Frankly that Jordan Rapana has to go looking for the ball is confounding. The man is in rare form. His try was freakish, dragging a ball from hades back into heaven. The man had over 100 metres despite barely getting the ball in space. We are all witness to something very special with this man and that should be appreciated.

The left-right bifurication of the offence itself is puzzling. The Raiders really took off last year when Sezer and Austin started to spend more time on the same side of the park. It gave Austin more time with the ball before the line, and it gave Sezer more of a role in the organisation of the side. This season they seem to have reverted to split sides – the more conventional approach among modern halves – and it does not appear to have resulted in a more dynamic or precise Raiders attack. The fits and starts in which the Raiders have scored their points this year could be the result.

A second contribution to this inconsistent attack could be the play of Josh Hodgson.
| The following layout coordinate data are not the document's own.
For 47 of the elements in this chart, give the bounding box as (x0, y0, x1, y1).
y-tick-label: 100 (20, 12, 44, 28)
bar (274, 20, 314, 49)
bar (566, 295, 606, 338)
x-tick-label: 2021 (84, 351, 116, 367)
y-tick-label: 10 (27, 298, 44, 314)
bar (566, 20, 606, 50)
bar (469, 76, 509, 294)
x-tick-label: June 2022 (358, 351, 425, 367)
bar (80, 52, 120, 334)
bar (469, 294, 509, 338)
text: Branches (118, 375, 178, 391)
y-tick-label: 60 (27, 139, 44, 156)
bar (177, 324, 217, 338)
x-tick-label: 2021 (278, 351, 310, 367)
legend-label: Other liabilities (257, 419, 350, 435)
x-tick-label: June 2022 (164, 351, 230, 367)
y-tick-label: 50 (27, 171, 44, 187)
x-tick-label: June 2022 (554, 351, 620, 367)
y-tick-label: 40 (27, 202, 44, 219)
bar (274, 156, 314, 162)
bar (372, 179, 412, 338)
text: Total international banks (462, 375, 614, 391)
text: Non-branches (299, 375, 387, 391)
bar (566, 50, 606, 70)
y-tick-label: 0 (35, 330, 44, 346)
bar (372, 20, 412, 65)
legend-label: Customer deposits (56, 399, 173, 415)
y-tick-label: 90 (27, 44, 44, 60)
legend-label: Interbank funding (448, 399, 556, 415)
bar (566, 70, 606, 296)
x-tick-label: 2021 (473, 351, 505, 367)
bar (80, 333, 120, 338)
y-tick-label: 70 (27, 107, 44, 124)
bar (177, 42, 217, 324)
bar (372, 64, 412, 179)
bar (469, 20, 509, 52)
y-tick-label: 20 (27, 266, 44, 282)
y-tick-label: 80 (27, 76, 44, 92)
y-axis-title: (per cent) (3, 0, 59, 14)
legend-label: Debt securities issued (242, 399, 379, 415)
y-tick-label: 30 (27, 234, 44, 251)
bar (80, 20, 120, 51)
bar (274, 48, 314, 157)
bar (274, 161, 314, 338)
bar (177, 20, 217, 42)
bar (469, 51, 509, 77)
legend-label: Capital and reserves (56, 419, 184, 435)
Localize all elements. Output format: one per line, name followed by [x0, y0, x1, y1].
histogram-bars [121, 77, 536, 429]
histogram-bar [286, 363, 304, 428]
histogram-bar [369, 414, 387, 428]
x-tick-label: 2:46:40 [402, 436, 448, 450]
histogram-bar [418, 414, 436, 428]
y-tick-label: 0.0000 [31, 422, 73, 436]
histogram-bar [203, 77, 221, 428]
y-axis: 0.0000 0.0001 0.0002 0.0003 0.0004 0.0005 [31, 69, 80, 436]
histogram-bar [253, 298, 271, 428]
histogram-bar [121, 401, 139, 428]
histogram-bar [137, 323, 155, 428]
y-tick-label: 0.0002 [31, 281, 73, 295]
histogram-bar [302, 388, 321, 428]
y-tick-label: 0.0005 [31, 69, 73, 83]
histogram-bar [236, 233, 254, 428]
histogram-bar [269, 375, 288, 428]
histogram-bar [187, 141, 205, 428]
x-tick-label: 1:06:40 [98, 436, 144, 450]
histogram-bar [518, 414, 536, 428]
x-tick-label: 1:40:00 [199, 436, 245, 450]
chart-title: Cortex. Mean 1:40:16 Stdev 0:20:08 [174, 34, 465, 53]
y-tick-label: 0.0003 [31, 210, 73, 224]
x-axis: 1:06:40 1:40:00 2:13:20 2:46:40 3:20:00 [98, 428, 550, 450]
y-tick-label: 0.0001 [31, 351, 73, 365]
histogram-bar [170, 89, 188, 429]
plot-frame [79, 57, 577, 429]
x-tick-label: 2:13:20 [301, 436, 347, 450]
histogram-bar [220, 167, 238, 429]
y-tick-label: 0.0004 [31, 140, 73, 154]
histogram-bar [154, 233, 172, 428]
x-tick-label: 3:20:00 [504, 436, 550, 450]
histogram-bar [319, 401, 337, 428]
He has been merely mortal this year, likely due to carrying a sternum and ankle injury. He seems to have been rounding into form in recent weeks, better directing attack, more capable deceiving ruck markers with both his eyes and his ball play. In this game he showed moments of his best – the isolation of DCE for Papalii, an excellent grubber a few minutes later to earn a repeat set, and improved darting from dummy-half – but he is still not consistent. It seems likely that he will benefit from the break the representative round brings.

The fix for all these things are straightforward in concept if not practice. The Raiders attack will gel – a fully fit Hodgson, more utilisation of same-side halves, and more organised play on the edges to involve the dynamic outside backs will all help this. The defence is merely a function of more effort from the ABC defenders in the middle of the park, and smarter decisions from the men on the edges.

These are all markedly fixable issues. In the meantime the Raiders are well-placed sitting in the middle of the ladder with plenty of time to address these issues. Now it’s time to go to start fixing them.